President Paul Kagame has overseen a miracle. From the ashes of a genocide he has built a thriving economy, clamped down on corruption and lifted thousands of people out of poverty, official data show.
In turn, the country has become a darling of the development community. The World Bank has committed more than $4bn to the country since the 1994 genocide and championed huge structural reforms in sectors including health, education and agriculture.
Even as some exiled former allies have questioned the government’s economic performance and criticism of Mr Kagame’s authoritarian tactics has mounted, the World Bank’s support has continued.
In 2018, World Bank funding to Kigali more than doubled to a record $545m.
Yet a Financial Times analysis of government statistics has found that the data look to have been misrepresented on at least one occasion, casting doubt on both the strength of the proclaimed economic miracle and the integrity of Rwanda’s relationship with its biggest donor.
The Rwandan government says poverty has reduced progressively since 2001 in the country of 12m people.
But according to an FT analysis of survey data published by the Rwandan bureau of statistics, poverty increased during at least one important period — the run-up to a referendum in 2015 that allowed Mr Kagame to extend his then 15-year rule for up to another two decades.
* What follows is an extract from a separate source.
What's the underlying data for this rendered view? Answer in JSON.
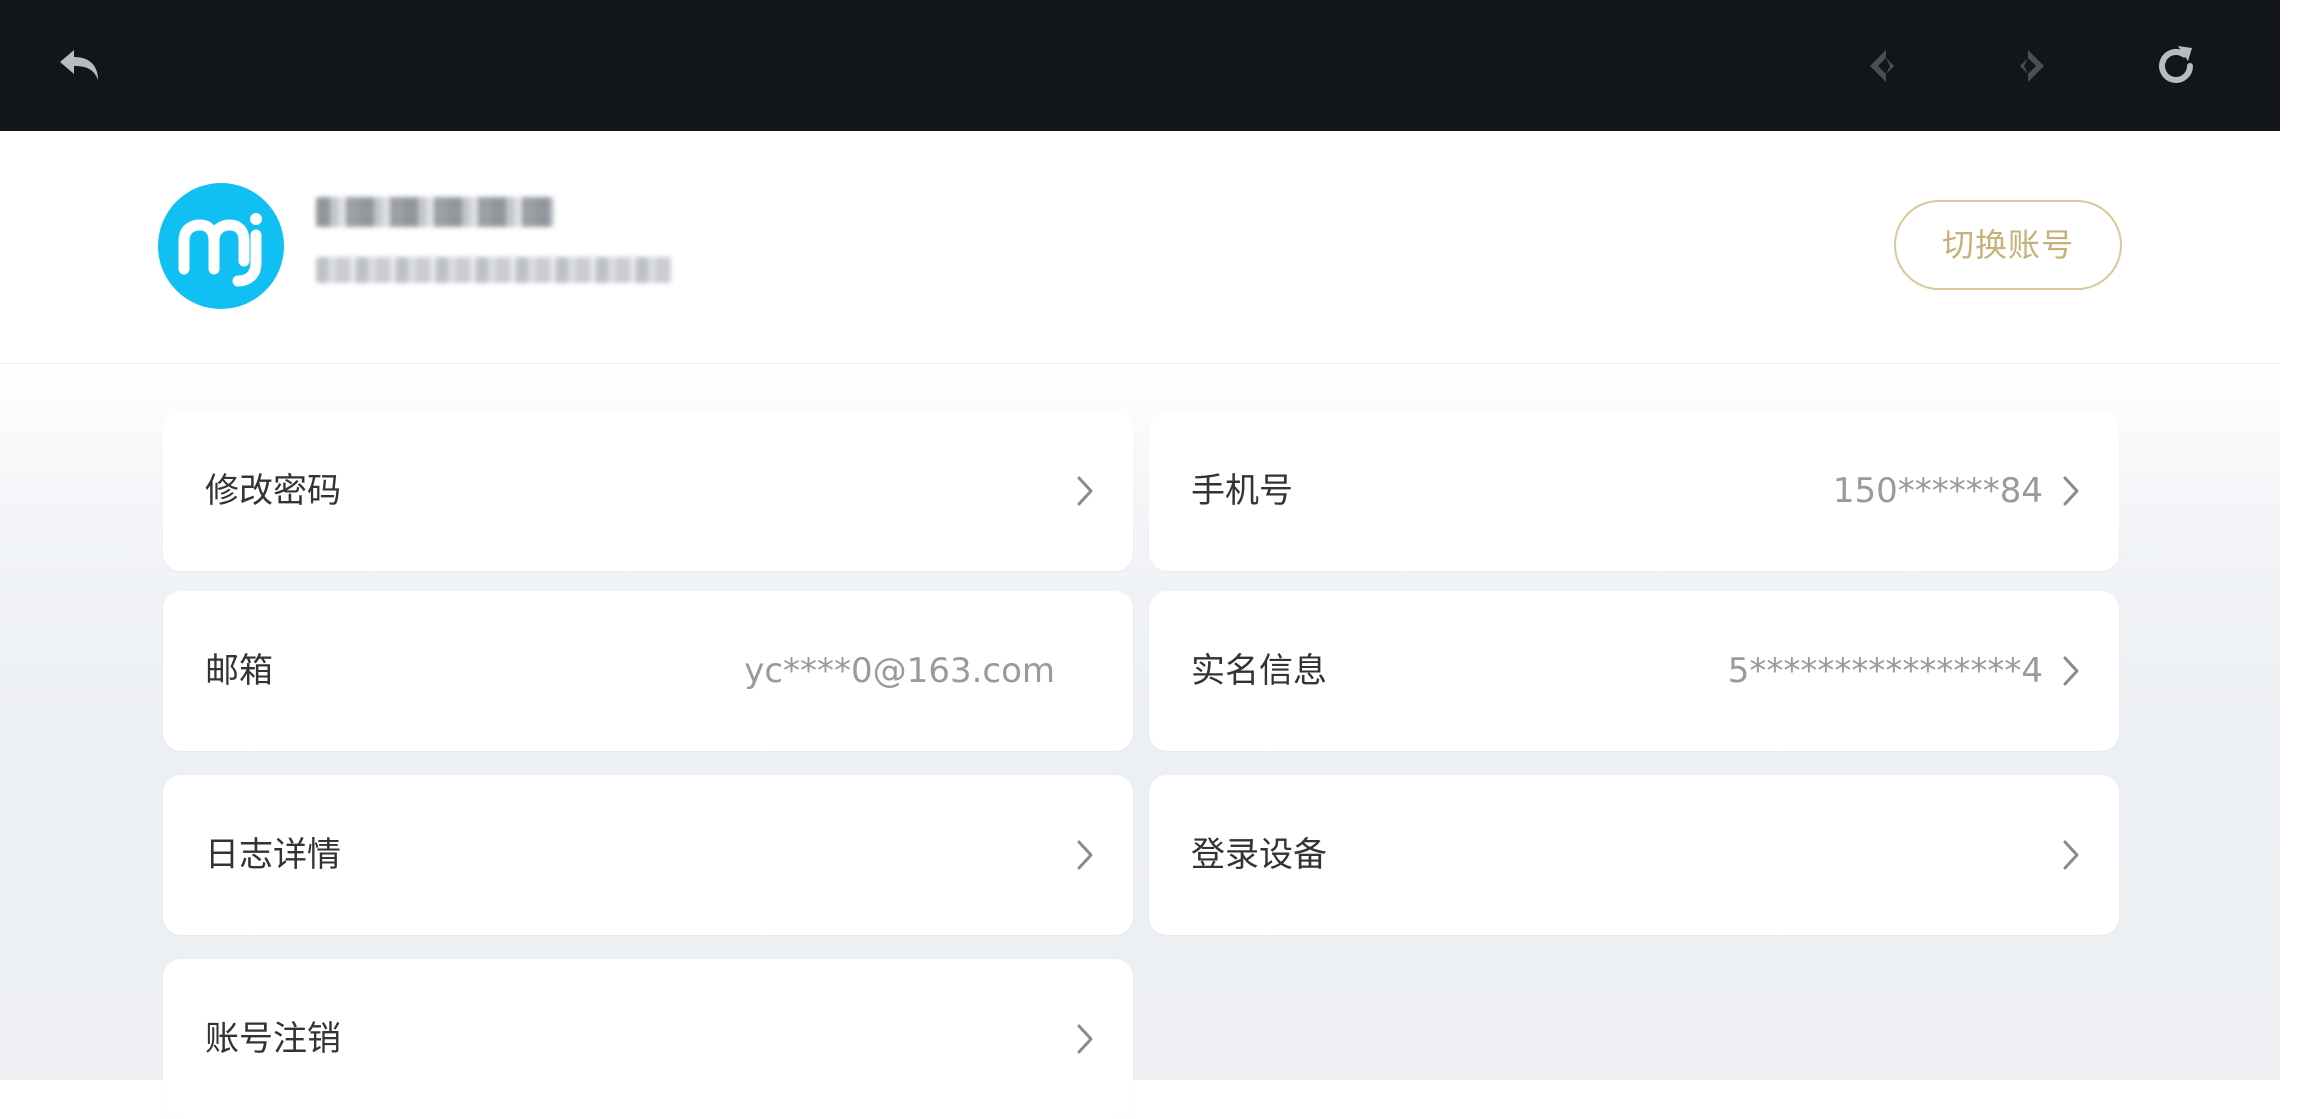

An anonymous source told the paper that a UK-based consultancy, Oxford Policy Management, was hired to complete the poverty analysis but their result that poverty had increased by 6% was rejected by the Rwandan government.
“With the constitutional referendum approaching that December, officials were under pressure to show continued progress and there was no way an undesirable increase in poverty could be tolerated,” the unnamed source told the FT
Opposition politicians say the country’s poverty level is part of a much bigger deception over economic progress in which donors, keen to laud Rwanda as a success story, have become complicit.
“[The government is] trying to convey that we are developing so they can hide what is really going on,” says Diane Rwigara, who was jailed for 12 months after she challenged Mr Kagame for the presidency in 2017.
“When you come here as a visitor all is put in place to impress you, but the reality is well hidden. You have to live it to believe it.” A small number of academics first challenged Rwanda’s poverty statistics in 2015, leading the country to revise its analysis in 2016 and the World Bank to publish its own response last year.
The academics’ findings, some of which have been published by the Review of African Political Economy, are compelling, independent experts say, but have been drowned out by the strength of Rwanda and the World Bank’s comprehensive denials.
However, the FT analysis of the survey’s more than 14,000 data points and interviews with academics shows that rising prices for Rwandan families meant poverty most likely increased between 2010 and 2014.
Critics such as David Himbara, who was head of Mr Kagame’s strategy and policy unit until he fled the country in 2010 over what he says was his reluctance to massage official data, insist that poverty levels are just one of many manipulated figures in a regime where even statistics must toe the party line.
“Every number for Kagame matters whether it is politics or economics, and that is the way he convinces the donors to look away from his repression and rather concentrate on economic development,” says Mr Himbara, speaking from Canada, where he lives in self-imposed exile.
“[The donors] can look away from the authoritarian side because he promises to deliver on the economy, so he has to keep showing that the numbers are great.”